Commanche Nation wants to buy home of Quanah Parker

CACHE, OK-The Comanche Nation of Oklahoma has offered to buy the Quanah Parker Star House, the home of famed Chief Quanah Parker that's fallen into disrepair:

The Star House today belongs to Wayne Gipson and his sister, who inherited it from their uncle, who obtained it through a trade with Quanah Parker's daughter in the 1950s. Quanah's daughter left the future of Star House up to the Gipson's uncle.

"... if anything is to be done with the Star House, she felt it would be up to him, and if he would trade her a livable house for the Star House, she would go along with the trade," said Gipson.

Gipson admitted he lacks the funds to properly maintain the old structure. "We had worked toward getting some funding for it, but it is basically at a standstill currently."

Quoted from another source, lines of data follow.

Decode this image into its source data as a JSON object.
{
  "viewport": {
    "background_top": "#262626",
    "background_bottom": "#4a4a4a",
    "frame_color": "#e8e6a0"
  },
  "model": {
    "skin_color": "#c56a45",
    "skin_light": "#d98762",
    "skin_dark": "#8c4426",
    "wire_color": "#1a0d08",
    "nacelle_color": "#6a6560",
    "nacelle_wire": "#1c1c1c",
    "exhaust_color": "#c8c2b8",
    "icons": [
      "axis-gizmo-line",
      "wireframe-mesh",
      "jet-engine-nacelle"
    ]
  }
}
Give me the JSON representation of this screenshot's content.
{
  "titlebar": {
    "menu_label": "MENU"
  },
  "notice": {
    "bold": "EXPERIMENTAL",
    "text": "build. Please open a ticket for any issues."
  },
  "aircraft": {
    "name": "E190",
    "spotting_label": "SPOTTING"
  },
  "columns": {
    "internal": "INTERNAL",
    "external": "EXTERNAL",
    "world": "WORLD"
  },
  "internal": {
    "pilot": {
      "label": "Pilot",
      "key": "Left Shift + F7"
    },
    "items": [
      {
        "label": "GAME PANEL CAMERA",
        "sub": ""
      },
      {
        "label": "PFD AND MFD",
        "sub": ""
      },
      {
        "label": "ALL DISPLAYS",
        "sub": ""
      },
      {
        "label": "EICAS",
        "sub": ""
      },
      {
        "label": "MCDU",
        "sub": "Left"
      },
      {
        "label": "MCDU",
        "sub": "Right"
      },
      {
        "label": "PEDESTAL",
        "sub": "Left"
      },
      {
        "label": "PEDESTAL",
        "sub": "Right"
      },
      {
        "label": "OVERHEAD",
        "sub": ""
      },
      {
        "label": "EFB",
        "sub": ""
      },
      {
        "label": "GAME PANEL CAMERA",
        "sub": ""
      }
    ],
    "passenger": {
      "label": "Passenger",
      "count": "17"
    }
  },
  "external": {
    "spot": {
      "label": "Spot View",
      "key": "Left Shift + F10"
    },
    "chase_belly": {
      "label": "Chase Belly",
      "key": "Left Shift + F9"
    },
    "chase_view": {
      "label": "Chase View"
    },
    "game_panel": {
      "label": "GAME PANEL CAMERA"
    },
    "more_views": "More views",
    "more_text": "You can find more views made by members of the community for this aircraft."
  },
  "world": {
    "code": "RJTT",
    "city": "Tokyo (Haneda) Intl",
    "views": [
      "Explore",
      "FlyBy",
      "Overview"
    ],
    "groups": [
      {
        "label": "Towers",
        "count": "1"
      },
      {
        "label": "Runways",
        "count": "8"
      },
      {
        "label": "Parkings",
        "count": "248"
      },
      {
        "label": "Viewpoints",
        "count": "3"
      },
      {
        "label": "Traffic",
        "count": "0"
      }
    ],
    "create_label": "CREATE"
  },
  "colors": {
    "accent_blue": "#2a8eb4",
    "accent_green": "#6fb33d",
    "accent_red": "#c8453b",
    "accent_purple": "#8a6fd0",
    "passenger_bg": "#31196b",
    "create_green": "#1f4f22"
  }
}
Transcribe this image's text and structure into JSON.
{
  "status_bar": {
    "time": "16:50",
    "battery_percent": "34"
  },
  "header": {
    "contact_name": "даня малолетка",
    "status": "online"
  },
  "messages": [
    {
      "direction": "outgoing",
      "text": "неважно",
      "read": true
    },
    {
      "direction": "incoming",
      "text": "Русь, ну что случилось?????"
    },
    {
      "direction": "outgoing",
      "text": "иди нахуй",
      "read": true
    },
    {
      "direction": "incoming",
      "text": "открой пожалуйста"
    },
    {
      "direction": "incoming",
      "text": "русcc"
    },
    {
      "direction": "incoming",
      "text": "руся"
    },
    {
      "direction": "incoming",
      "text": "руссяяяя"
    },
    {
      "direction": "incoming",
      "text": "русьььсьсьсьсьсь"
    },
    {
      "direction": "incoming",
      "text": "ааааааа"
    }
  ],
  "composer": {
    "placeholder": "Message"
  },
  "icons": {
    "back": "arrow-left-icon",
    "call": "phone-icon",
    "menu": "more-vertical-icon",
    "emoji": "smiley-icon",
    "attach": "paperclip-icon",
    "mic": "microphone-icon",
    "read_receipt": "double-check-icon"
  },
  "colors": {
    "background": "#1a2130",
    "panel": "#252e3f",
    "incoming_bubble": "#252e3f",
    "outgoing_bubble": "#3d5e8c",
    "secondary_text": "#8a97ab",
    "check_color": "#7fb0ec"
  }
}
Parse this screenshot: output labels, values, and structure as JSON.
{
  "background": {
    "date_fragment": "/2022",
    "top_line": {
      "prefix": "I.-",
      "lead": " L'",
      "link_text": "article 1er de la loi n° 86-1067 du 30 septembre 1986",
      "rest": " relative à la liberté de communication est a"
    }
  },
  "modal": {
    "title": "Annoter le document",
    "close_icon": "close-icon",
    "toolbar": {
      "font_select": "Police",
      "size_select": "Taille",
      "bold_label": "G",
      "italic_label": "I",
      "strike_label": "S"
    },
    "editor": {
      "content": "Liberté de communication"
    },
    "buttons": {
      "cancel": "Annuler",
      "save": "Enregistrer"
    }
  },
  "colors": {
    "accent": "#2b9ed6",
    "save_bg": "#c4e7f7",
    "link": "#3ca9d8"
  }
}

Quanah Parker's descendant Tina Emhoolah said the Comanche Nation has offered to buy the house, but Gipson would not sell.

"It is unfortunate that the property has deteriorated the way that it is, but the nation has made its offer; they chose not to take it," said Emhoolah.

According to sources in Wikipedia, the structure was built around 1890 by the Comanche chief and purchased by his daughter, Mrs. Birdsong, upon the chief's death in 1911. Originally located near the Wichita Mountains north of Cache on Fort Sill's west range, Birdsong moved the house from its original location to Cache and sold it to Herbert Woesner in 1958. Although no one can be certain why Parker painted the stars on his roof, lore has it that he meant it as a display of rank and importance equal to a military general. The Preservation Oklahoma organization has listed the Star House as endangered.

Wikipedia states that after Parker's surrender in 1875, he lived for many years in a reservation tipi. Parker decided that he needed living quarters more befitting his status among the Comanches, and more suitable to his position as a spokesperson for the white cattle owners...This two-story eight-bedroom clapboard house with ten-foot ceilings and a picket fence was constructed for Parker. Request for financial assistance was denied by the United States government. Parker's friends in the cattle business, in particular Four Sixes Ranch owner Samuel Burk Burnett, financed the building of the house.The cost of construction was slightly over $2,000 ($48,000 in 2010, adjusted for inflation). In his formal wallpapered dining room with its wood-burning stove, Parker entertained white business associates, celebrities and tribal members alike. Among his celebrated visitors was Theodore Roosevelt...Parker fed hungry tribal members in his home and was known to never turn away anyone.